Der Newsblog zur Coronakrise - Freitag, 03.04.2020

  • Lesedauer: 10 Min.

16.40 Uhr: Pro Asyl: Deutschland chartert Abschiebeflieger für Einzelne
Die Flüchtlingsorganisation Pro Asyl beklagt, dass Einzelpersonen in der Corona-Krise per Charterflugzeug abgeschoben würden. »Ganze Länder befinden sich seit Wochen im Stillstand.

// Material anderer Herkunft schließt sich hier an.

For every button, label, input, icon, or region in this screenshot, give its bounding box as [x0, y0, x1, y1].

Obwohl es klar sein müsste, dass eine Abschiebung derzeit nicht in Frage kommt, werden trotzdem Menschen in Haft gebracht«, kritisierte die Leiterin der Abteilung Rechtspolitik bei Pro Asyl, Bellinda Bartolucci, am Freitag. »Es braucht endlich einen generellen Abschiebestopp, um die Ängste und die Verunsicherung der Betroffenen zu beenden und die Anwaltschaft und Behörden in diesen Zeiten nicht noch mehr in Anspruch nehmen zu müssen.« Menschen dürften nicht in Länder mit schwachem Gesundheitssystem abgeschoben werden, forderte die Organisation.

Die Frage, ob grundsätzlich Abschiebeflüge auch für Einzelpersonen oder kleine Gruppen von bis zu fünf Menschen gechartert würden, beantwortete die Bundespolizei der Deutschen Presse-Agentur am Freitag zunächst nicht.

Das Bundesinnenministerium erklärte, dass es wegen des Coronavirus derzeit zu Einschränkungen kommen könne, weil viele Staaten die Einreise ausländischer Bürger beschränkten. Auf Bitten der Regierung Afghanistans sind Rückführungen aus Deutschland dorthin momentan ausgesetzt. Es gibt in Deutschland aber keinen generellen Abschiebestopp.

Nach Angaben von Pro Asyl soll Mitte April eine einzelne Frau vom Münchener Flughafen aus in das westafrikanische Togo abgeschoben werden. Da es keine regulären Flüge mehr gebe, solle ein Flugzeug allein für die Frau gechartert werden. Bundesinnenministerium und Bundespolizei äußern sich im Vorfeld nicht zu möglicherweise bevorstehenden Abschiebungen.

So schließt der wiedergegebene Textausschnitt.